Più di tremila "Ex Libris" donati alla Passerini Landi
Sono piccole grafiche d’arte del valore stimato e complessivo di 100mila euro. In autunno doppia mostra

Patrizia Soffientini
|10 mesi fa

L’incisore Paolo Rovegno e sua moglie Lidia Imeria Piana hanno una passione: gli “Ex libris” e ne hanno collezionati migliaia. Ora una parte di questa preziosa raccolta (ben 3.464 esemplari) sarà donata alla Biblioteca Passerini Landi. E’ una primizia per l’istituzione. Rovegno è cremonese, ma dal 1970 si è trasferito nella nostra città. Il nonno ha diretto il Museo di Cremona, a cui sono stati già donati migliaia di pezzi, resta una collezione di circa 4 mila esemplari che va per la quasi totalità a Piacenza.

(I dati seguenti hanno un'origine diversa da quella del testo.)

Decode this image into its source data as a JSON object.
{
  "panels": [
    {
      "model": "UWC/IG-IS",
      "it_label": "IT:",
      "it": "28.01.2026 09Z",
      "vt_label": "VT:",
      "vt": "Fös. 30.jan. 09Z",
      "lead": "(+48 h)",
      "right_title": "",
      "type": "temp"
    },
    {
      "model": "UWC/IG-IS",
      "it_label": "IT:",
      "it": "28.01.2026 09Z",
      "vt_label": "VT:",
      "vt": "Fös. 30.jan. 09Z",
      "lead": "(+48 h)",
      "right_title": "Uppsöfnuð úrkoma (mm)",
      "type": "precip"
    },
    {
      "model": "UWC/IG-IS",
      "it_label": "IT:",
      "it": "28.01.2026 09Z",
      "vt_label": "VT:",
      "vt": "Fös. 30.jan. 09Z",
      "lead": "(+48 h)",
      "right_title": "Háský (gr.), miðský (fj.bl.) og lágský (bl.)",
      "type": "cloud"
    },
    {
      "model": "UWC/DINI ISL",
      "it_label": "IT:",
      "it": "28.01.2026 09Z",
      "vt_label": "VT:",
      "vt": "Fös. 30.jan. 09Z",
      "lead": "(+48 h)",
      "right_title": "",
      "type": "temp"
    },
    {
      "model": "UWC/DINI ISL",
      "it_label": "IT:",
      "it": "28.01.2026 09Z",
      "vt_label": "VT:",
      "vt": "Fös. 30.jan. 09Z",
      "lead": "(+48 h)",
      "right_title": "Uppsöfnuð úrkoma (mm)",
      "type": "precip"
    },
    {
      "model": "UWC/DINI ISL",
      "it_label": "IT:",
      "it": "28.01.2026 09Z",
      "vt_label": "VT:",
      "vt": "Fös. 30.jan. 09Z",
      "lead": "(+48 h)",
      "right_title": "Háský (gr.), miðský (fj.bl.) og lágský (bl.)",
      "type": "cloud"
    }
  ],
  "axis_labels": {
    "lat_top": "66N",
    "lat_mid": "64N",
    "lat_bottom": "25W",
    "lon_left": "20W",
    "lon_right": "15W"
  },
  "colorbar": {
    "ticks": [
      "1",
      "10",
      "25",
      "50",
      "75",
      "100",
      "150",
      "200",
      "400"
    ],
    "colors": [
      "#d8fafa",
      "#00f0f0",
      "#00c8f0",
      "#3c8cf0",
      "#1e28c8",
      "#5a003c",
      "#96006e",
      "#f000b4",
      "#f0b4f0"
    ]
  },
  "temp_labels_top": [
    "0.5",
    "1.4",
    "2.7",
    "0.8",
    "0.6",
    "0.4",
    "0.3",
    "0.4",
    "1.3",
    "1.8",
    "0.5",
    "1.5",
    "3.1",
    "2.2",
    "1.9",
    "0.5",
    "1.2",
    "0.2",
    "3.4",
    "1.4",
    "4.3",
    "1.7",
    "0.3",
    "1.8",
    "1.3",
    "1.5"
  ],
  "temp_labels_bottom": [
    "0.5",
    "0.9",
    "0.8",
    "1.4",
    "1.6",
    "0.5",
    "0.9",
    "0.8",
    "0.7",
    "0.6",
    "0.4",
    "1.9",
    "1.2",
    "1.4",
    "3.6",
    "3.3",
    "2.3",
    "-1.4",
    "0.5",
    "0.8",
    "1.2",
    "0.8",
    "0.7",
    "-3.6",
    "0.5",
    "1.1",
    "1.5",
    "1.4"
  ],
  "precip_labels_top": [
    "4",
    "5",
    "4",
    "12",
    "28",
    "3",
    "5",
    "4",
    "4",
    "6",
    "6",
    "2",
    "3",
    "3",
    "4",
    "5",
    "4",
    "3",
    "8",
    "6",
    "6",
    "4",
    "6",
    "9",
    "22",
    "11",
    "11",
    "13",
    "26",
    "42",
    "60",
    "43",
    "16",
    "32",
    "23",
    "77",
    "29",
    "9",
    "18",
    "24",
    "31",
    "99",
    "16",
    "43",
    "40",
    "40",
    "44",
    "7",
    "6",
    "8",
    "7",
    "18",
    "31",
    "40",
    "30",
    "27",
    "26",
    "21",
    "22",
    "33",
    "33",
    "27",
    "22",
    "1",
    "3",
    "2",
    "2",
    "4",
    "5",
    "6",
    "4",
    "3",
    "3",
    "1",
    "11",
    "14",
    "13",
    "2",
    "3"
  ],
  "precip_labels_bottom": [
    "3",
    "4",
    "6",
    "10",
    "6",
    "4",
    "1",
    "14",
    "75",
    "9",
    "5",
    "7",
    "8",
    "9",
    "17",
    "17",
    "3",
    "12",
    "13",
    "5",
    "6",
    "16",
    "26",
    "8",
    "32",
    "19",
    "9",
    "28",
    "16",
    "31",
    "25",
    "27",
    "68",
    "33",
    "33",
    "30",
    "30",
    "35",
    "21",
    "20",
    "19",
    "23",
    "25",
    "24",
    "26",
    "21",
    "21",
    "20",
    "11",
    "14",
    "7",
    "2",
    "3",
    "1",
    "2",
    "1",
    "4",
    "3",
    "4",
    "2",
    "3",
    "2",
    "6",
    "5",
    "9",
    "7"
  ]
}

«Ci sono solo incisori contemporanei - spiega Rovegno -, i migliori a livello mondiale, la dono perché non vada persa. L’unica antica è una incisione stampata da lastra originale di Rembrant “Donna con freccia”». «Siamo soddisfatti, sono opere di valore, di autori di varie nazionalità» commenta Graziano Villaggi, direttore della biblioteca.
Le opere sono state già digitalizzate.
Le opere sono state già digitalizzate.